Apesar do placar não ter sido ainda mais elástico, o futebol apresentado pelos espanhóis foi 'furioso' em Los Angeles. Com toques em velocidade, dribles desconcertantes e um entrosamento de dar inveja em muitas seleções, a Espanha poderia estar celebrando uma goleada humilhante pelo produzido no SoFi Stadium


O goleiro Alexander Schlager fez grandes defesas, algumas de maneira milagrosa, parando o ligado Lamine Yamal cara a cara, por exemplo, viu o VAR anular um gol de maneira questionável e ainda foi salvo pelo travessão e por Alaba, que tirou uma bola em cima da linha.


A vitória acaba com a 'maldição' de 2010. Desde o inédito título na prorrogação contra a Holanda, a Espanha não ganhava um compromisso de mata-mata em Copas (caiu na primeira fase em 2014 e nas penalidades nas oitavas em 2018 e 2022, diante da Rússia, por 4 a 3, e contra Marrocos, levando 3 a 0, respectivamente). Derrubou a marca em grande estilo.

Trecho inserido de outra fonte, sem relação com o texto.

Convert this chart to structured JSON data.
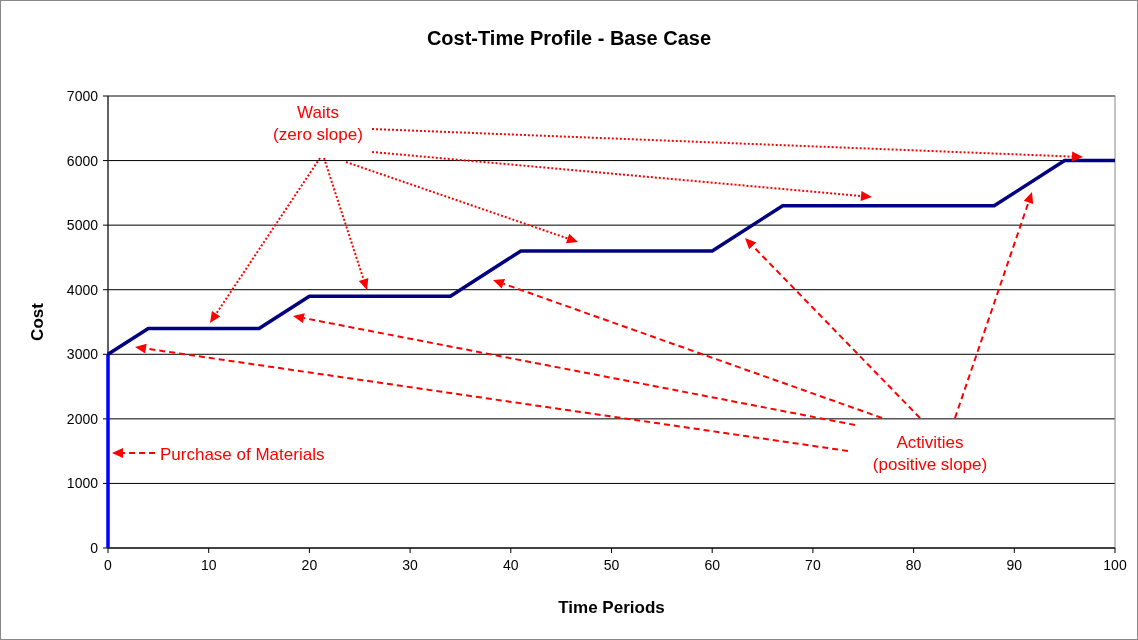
{
  "chart_data": {
    "type": "line",
    "title": "Cost-Time Profile - Base Case",
    "xlabel": "Time Periods",
    "ylabel": "Cost",
    "series": [
      {
        "color": "#0000ff",
        "x": [
          0,
          0
        ],
        "values": [
          0,
          3000
        ]
      },
      {
        "color": "#000080",
        "x": [
          0,
          4,
          15,
          20,
          34,
          41,
          60,
          67,
          88,
          95,
          100
        ],
        "values": [
          3000,
          3400,
          3400,
          3900,
          3900,
          4600,
          4600,
          5300,
          5300,
          6000,
          6000
        ]
      }
    ],
    "xlim": [
      0,
      100
    ],
    "xticks": [
      0,
      10,
      20,
      30,
      40,
      50,
      60,
      70,
      80,
      90,
      100
    ],
    "ylim": [
      0,
      7000
    ],
    "yticks": [
      0,
      1000,
      2000,
      3000,
      4000,
      5000,
      6000,
      7000
    ],
    "grid": "y",
    "marker": "none",
    "line_style": "solid",
    "annotations": [
      "Waits\n(zero slope)",
      "Purchase of Materials",
      "Activities\n(positive slope)"
    ]
  }
}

Como prometera na véspera, Yamal chamou a responsabilidade, deu enorme trabalho aos marcadores - sempre acompanhado de perto por dois - com seus dribles humilhantes e toques refinados. O atacante de 18 anos lamentou, apenas, não celebrar a melhor atuação na Copa com uma bola na rede - parou no goleiro e em Alaba.


Espanha muito superior


O confronto começou bastante agradável, com Lamine Yamal assumindo o protagonismo do lado espanhol e buscando a bola para orquestrar a veloz seleção espanhola diante de austríacos corajosos, também se lançando ao ataque sob a batuta de Sabitzer


O dia parecia, contudo, de brilho do dono da camisa 19, número diferente dos marcantes 7, 9, 10 e 11 das estrelas que vêm se destacando na Copa. A camisa que sugere de um reserva é a de Yamal, sonhando com sua grande apresentação na Copa do Mundo.


Correndo uma barbaridade a aparecendo por todos os cantos, o jovem de 18 anos parecia se multiplicar em campo. Logo com um minuto, roubou a bola no meio e serviu para Baena parar no goleiro Schlager. Em menos de 10 minutos, o garoto prodígio pediu dois pênaltis. Caiu pela lado esquerdo e logo depois, foi derrubado na direita. Nada.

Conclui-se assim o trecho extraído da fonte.